Retail overhaul delivers cut price convenience and customer service
In an increasingly competitive market, the Co-op aspired to evolve from a local convenience offering to a ‘hub of the community’. By providing services to complement their convenience stores, the Co-op sought a more sustainable proposition to improve margins and set them apart from new and existing competitors.
The business also wanted to be able to ‘pivot’ at scale and speed as other new opportunities become available.
Business results through technology innovation
The Co-op team identified three key priorities for a successful technology investment to deliver their new business initiatives: quality people management, investment aligned to business needs, and complete transparency regarding the project portfolio.
The IT priority was to deliver a consolidated, simplified technology platform on which stores could transform from ‘just selling’ to service providers.
Removing legacy store technology and associated management costs was crucial, along with a shift to building automation in the network.
Delivering a simplified and converged store architecture would reduce business and store risk and increase the potential pace of business change. Realising a ‘fail fast’ culture enables continual innovation to become business as usual.
IT Project Scope
The project consisted of replacing store security, installing 7,500 devices, and switching appliances to over 2,680 stores across the UK within a 12-month window.
This refresh programme needed to integrate into existing wireless technology. Cisco Meraki was chosen to build an agile, scalable platform and provide an architecture perfectly suited to multi-site retail modernisation.
With the APIs available through the Cisco Meraki technology, CAE suggested automating the deployment process to reduce the project time to value - and therefore cut costs - as part of the value creation process.
The Co-op team welcomed the opportunity to have visibility of every Cisco Meraki product across the whole estate.

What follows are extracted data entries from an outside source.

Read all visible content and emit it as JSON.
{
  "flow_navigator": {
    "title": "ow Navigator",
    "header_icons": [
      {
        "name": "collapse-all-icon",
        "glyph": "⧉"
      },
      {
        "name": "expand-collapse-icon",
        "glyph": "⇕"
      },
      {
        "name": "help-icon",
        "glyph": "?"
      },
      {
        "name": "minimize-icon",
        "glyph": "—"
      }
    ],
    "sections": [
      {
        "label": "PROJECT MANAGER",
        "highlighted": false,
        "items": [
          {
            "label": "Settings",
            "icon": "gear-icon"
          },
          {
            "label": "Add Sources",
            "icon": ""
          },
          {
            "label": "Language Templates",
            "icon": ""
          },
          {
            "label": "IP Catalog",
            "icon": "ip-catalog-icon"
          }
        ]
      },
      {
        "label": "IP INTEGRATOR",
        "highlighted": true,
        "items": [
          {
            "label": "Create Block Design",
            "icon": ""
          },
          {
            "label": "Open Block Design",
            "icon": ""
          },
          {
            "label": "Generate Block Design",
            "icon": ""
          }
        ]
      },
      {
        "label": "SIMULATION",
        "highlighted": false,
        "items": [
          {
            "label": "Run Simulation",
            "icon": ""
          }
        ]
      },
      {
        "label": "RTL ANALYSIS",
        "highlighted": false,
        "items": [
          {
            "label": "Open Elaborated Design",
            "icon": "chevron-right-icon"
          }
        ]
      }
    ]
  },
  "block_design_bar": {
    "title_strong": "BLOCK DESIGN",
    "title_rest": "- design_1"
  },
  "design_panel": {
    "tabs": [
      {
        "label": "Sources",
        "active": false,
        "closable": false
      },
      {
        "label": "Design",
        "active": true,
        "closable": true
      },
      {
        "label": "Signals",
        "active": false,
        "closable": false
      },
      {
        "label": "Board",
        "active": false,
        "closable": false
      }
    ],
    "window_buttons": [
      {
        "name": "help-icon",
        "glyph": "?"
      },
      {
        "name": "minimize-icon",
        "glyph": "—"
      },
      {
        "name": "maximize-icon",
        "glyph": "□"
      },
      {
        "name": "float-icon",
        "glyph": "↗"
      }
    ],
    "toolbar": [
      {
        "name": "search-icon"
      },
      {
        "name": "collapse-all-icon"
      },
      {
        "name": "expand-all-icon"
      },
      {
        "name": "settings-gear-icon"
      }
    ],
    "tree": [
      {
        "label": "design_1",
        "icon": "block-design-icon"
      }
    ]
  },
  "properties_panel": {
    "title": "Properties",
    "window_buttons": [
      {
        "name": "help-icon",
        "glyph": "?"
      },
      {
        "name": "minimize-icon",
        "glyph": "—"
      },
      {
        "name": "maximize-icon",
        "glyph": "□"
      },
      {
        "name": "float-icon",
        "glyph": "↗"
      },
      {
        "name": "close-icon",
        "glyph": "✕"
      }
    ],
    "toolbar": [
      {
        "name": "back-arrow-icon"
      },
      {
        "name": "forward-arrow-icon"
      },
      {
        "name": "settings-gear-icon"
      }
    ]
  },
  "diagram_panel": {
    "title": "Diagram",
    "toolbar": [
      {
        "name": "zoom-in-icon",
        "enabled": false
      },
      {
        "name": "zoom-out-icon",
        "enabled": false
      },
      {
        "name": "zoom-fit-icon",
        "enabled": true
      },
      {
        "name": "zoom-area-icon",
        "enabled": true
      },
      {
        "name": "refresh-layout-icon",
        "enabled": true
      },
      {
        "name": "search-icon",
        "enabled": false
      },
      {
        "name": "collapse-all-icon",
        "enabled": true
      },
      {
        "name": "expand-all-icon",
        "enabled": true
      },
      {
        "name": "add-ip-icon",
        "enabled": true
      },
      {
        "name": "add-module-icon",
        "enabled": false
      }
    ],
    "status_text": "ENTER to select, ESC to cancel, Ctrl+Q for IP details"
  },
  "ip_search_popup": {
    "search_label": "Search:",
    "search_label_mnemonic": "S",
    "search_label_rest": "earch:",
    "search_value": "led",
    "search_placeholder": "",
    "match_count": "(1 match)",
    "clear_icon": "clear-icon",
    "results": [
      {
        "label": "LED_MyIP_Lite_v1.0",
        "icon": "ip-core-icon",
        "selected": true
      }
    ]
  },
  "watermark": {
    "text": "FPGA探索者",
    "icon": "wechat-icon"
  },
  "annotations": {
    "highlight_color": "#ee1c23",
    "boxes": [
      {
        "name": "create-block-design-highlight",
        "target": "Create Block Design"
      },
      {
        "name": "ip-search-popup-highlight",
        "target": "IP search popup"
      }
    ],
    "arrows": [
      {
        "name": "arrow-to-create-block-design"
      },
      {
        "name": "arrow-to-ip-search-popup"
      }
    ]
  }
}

Existing wireless technology could be pulled into a single dashboard along with new security and switching devices, so that every Cisco Meraki product across all 2,680 stores could be seen and managed from anywhere, on any device with the right security credentials.
Incorporating Meraki Insights into the deployment was also suggested to provide end-to-end visibility into how users are experiencing the store platform, delivering valuable business intelligence.
With this software-centric, programmatic approach to building, consuming, and operating network infrastructure, the Co-op could recognise significant and immediate benefits and business advantages.
The Outcome
The pivotal outcome was the delivery of a store ‘platform’ on which the whole business could bring about change at speed and scale, giving the Co-op the foundations to unleash its vast potential. In business terms, the store ‘platform’ gives the Co-op a faster time to market with new business models, provides increased access to customer data and ability to action insights, and allows easier improvements to store productivity and efficiency.
From a technology perspective, the store ‘platform’ was delivered 3 months ahead of schedule, which halved the professional services investment. And by leveraging the APIs from the Meraki platform to build unique automation software, Co-op’s technology partner accelerated the time to value. The significant savings were handed back to Co-op as part of the value creation programme.
The project achieved its objectives by dovetailing with Co-op’s original investment in Cisco Meraki wireless. Delivering a converged infrastructure of architectural integrity, effectiveness and design simplicity has drastically reduced the operating model required to support the store ‘platform’.
The cost and speed of change have been a revelation. Instead of multiple touch points and weeks of planning, the pioneering ‘store as code’ architecture allows changes and updates to be made across the whole store estate within 15 minutes from the ‘single pane of glass’.
Benefits to the business are already measurable. Partnerships with major retail brands have increased the average basket size, and current projects include utilising customer preferences to leverage store formats and in-store customer experiences.